Technical information
- Licensing authority: FCC
- Facility ID: 31005
- Class: C2
- ERP: 50,000 watts
- HAAT: 108 meters (354 ft)
- Transmitter coordinates: 40°15′22.9″N 94°9′23.8″W﻿ / ﻿40.256361°N 94.156611°W

Links
- Public license information: Public file; LMS;
- Webcast: Listen live
- Website: www.northwestmoinfo.com/stations/95-5-regional-radio-kaan/

= KAAN-FM =

Radio station in Bethany, Missouri

KAAN-FM (95.5 MHz) is a commercial radio station broadcasting a country music radio format. Licensed to Bethany, Missouri, United States, the station is owned by Carter Media.

KAAN-FM first signed on the air on October 27, 1978. The transmitter tower is located six miles west of Bethany on U.S. Route 136 at West 140th Avenue. KAAN-FM has an effective radiated power (ERP) of 50,000 watts. It covers much of Northwestern Missouri and some of Southern Iowa.

==Ownership==
On March 1, 2007, it was announced that GoodRadio.TV LLC planned to buy The Shepherd Group of radio stations in Missouri.

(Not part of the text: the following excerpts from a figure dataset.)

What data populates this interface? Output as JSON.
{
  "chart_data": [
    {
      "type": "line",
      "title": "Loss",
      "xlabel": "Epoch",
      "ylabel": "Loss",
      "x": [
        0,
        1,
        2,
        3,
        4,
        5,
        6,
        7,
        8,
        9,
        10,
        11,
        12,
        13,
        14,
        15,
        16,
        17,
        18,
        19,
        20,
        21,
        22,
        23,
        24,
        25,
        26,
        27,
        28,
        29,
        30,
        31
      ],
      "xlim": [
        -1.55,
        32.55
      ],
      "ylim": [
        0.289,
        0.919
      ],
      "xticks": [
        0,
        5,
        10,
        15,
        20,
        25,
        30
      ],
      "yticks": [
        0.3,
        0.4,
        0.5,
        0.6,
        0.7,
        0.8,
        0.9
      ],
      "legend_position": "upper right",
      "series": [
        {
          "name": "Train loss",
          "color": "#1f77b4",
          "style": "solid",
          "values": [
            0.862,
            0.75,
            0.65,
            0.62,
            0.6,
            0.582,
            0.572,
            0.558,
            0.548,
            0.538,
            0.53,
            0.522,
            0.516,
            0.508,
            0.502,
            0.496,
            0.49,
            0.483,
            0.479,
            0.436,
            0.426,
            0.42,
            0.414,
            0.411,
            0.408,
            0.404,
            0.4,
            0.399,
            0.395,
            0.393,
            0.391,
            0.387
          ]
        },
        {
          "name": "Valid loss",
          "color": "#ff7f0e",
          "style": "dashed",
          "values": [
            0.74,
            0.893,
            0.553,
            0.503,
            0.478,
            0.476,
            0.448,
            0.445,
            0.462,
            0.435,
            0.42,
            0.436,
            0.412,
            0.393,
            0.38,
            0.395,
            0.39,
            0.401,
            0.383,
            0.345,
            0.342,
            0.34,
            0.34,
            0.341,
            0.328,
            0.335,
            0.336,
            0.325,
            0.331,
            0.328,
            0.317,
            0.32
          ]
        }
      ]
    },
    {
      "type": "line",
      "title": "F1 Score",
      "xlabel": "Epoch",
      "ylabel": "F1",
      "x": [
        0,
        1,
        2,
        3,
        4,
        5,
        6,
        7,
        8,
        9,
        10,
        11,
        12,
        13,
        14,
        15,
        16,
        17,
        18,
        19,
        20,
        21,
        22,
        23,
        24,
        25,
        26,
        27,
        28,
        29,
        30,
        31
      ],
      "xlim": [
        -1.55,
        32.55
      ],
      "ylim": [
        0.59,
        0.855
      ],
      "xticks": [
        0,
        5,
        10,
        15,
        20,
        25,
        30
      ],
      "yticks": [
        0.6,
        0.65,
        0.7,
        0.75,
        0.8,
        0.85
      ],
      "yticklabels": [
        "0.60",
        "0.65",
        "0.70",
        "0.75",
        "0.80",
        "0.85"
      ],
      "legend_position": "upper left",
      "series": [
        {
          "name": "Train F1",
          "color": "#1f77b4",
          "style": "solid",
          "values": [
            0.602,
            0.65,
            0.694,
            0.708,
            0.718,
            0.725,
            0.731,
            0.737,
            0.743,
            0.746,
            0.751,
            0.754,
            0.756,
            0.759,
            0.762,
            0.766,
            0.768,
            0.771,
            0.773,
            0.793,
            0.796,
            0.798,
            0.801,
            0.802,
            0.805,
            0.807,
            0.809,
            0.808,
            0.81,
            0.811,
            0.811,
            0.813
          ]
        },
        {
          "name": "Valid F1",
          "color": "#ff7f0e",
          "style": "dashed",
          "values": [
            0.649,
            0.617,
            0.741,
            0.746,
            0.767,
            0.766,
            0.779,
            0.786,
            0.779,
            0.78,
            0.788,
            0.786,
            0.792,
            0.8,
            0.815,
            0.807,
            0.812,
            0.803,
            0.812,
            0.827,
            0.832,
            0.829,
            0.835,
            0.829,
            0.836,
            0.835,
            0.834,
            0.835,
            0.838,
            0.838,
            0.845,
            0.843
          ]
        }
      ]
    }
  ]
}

The Shepherd Group operated 16 small-market radio stations in Missouri. The deal was reportedly worth $30.6 million.

Dean Goodman formed the new company, GoodRadio.TV. He is the former president and chief executive officer of the television broadcasting company ION Media Networks Inc. Goodman stepped down from ION Media Networks in October 2006.

The Shepherd Group included KJEL-FM and KBNN in Lebanon; KJFF in Festus; KREI and KTJJ in Farmington; KRES and KWIX in Moberly; KIRK in Macon; KIIK, KOZQ-FM, KJPW and KFBD-FM in Waynesville; KAAN-FM and KAAN in Bethany; and KMRN and KKWK in Cameron.

In December 2013, GoodRadio.TV merged into Digity, LLC. Effective February 25, 2016, Digity and its 124 radio stations were acquired by Alpha Media for $264 million.

In May 2025, Connoisseur Media announced its intent to acquire Alpha Media. The FCC approved the sale on August 13, 2025, and the sale was consummated on September 4.

The station was sold to Carter Media in late 2025, and the sale closed February 19, 2026.